The Z-phase (CrVN) precipitation in a 9% Cr–3% Co martensitic steel during creep at 923 K and 948 K has been investigated with aim to establish the effect of temperature on the nucleation mechanism of these particles and their coarsening behavior. Ostwald ripening of VX carbonitrides strongly affects these processes. An increase in creep temperature significantly accelerates the transformation of the nanoscale MX carbonitrides into the Z-phase particles causing the Z-phase nucleation in a shorter time. Two different mechanisms of the Z-phase precipitation have been observed.

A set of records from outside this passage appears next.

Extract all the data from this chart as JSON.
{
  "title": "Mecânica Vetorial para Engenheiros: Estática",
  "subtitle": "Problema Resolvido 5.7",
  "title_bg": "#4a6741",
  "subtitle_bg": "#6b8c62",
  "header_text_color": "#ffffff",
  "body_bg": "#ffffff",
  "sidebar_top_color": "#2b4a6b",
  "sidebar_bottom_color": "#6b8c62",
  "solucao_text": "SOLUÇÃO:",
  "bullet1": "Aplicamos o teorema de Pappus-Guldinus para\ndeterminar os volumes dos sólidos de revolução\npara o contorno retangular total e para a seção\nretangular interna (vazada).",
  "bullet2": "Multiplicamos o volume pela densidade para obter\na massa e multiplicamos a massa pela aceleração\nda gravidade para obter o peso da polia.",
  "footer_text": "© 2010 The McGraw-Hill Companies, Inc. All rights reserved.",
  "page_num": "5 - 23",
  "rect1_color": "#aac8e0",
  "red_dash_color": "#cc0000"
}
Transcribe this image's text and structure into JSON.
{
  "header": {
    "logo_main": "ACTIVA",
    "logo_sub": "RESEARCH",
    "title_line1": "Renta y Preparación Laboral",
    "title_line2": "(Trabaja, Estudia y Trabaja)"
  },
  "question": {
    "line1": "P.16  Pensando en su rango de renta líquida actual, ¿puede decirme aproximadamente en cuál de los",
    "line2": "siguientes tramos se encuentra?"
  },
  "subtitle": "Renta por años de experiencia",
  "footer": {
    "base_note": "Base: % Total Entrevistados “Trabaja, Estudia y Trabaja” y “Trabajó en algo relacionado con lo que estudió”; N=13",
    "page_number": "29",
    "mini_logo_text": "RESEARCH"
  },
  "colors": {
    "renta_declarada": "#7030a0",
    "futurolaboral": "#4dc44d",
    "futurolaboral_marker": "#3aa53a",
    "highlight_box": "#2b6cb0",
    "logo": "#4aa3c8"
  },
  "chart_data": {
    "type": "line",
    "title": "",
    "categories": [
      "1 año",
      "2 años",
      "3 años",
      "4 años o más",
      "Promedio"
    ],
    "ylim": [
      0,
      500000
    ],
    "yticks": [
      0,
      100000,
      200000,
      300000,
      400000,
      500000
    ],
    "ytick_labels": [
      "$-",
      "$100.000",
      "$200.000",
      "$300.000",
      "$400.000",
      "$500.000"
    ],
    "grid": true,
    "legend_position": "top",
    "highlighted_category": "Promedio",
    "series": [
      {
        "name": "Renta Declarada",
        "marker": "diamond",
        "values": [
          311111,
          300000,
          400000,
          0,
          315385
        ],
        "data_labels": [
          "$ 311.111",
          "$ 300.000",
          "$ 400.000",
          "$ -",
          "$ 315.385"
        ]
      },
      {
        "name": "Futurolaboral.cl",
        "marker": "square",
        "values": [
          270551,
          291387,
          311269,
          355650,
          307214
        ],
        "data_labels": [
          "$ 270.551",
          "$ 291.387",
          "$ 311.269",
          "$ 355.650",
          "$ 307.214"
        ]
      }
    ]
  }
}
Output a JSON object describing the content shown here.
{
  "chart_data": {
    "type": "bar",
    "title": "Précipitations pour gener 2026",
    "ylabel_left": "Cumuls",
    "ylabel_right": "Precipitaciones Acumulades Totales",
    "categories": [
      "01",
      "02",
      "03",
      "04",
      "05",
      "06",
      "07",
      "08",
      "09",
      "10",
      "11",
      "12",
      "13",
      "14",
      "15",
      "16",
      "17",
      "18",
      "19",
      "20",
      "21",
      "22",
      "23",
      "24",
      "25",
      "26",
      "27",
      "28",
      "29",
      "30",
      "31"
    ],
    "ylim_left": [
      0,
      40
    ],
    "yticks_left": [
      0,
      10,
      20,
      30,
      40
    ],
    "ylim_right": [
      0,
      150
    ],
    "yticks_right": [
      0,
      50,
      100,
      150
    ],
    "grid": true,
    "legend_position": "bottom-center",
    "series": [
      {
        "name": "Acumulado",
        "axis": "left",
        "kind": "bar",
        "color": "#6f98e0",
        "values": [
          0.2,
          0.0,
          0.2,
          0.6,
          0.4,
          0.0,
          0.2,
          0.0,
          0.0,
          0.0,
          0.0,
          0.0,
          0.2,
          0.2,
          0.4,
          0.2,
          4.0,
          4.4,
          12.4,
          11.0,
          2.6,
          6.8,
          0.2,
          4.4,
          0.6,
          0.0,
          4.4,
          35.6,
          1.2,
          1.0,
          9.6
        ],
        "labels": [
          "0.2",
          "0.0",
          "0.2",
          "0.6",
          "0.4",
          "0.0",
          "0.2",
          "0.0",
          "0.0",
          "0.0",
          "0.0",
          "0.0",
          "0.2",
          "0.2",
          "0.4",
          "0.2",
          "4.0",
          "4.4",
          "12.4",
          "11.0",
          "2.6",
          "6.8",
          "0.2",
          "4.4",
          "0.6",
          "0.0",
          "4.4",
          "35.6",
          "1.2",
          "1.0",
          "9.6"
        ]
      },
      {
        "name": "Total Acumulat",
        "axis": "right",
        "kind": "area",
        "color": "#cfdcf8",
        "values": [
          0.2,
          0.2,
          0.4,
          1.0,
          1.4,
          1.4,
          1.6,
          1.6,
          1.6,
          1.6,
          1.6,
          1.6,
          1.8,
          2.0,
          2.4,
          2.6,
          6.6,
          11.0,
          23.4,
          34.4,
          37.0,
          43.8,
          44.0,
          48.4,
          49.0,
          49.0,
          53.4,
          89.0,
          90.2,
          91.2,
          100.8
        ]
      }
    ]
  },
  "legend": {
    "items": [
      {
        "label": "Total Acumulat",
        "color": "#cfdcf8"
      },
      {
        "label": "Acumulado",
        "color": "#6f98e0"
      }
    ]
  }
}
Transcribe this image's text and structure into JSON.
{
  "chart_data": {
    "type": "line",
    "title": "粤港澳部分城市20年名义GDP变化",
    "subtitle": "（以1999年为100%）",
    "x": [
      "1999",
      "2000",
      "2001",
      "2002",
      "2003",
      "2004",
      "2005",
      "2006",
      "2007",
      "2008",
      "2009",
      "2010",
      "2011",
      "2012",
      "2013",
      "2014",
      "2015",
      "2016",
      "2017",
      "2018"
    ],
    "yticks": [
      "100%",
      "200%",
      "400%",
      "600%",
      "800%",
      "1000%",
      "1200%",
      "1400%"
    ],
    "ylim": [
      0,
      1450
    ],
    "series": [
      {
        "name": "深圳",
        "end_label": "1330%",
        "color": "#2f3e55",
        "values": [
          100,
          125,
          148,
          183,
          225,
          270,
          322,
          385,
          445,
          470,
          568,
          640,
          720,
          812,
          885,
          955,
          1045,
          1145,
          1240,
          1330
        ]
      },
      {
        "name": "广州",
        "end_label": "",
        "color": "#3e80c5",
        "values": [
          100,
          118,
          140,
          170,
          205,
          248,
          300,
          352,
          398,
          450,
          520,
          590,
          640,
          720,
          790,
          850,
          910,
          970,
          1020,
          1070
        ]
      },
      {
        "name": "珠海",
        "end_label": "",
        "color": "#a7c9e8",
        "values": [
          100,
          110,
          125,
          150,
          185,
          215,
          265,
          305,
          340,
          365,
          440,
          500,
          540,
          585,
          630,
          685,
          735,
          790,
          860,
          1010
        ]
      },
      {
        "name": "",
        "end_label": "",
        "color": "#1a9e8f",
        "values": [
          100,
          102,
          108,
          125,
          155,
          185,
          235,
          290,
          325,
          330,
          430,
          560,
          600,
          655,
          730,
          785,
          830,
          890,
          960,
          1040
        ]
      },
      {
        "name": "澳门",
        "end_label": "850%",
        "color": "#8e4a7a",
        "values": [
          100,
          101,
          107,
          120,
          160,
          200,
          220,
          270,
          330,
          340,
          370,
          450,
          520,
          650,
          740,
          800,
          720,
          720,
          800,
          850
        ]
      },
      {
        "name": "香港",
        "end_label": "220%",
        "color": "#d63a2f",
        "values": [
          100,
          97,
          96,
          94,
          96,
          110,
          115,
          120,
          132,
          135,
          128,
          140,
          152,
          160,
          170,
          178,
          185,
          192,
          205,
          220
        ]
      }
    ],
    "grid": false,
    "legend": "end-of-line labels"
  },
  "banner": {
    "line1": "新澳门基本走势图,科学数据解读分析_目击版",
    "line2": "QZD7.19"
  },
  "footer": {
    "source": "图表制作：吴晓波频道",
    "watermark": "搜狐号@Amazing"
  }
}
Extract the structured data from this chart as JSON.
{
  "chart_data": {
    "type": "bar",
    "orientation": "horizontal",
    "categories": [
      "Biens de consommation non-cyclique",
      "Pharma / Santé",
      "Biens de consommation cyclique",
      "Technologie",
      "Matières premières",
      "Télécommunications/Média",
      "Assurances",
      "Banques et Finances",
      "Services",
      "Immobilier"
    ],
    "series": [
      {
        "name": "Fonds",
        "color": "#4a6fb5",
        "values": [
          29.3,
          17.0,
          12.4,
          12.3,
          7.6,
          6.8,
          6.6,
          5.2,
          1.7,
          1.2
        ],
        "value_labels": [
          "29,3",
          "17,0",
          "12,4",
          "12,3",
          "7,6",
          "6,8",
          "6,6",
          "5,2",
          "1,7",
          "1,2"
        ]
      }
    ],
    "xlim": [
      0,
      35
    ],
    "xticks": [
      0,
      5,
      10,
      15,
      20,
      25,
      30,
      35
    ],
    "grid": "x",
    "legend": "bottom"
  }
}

Firstly, for creep tests at 923 K and 948 K with creep rupture time longer than 2000 h, the formation of the stable Z-phase particles with a tetragonal lattice occurs through in-situ transformation of a cubic lattice of the MX carbonitrides leading to a continuous flux of Cr atoms from the ferritic matrix into these particles. The coarsening Z-phase occurs at the expense of dissolution of VX carbonitrides. Secondly, for creep test at 948 K with duration of 773 h, the strain-induced metastable Z-phase with the cubic lattice nucleates on the V-rich MX/ferrite interfaces with following transformation into the stable Z-phase with the tetragonal lattice under creep testing with longer duration. Concurrently, extensive coarsening Cr-rich VX carbonitrides occurs independently. As a result, coarsening Z-phase leads to insignificant dissolution of VX carbonitrides. The creep strength breakdown appearance is not related to the formation and/or coarsening of the Z-phase at both temperatures.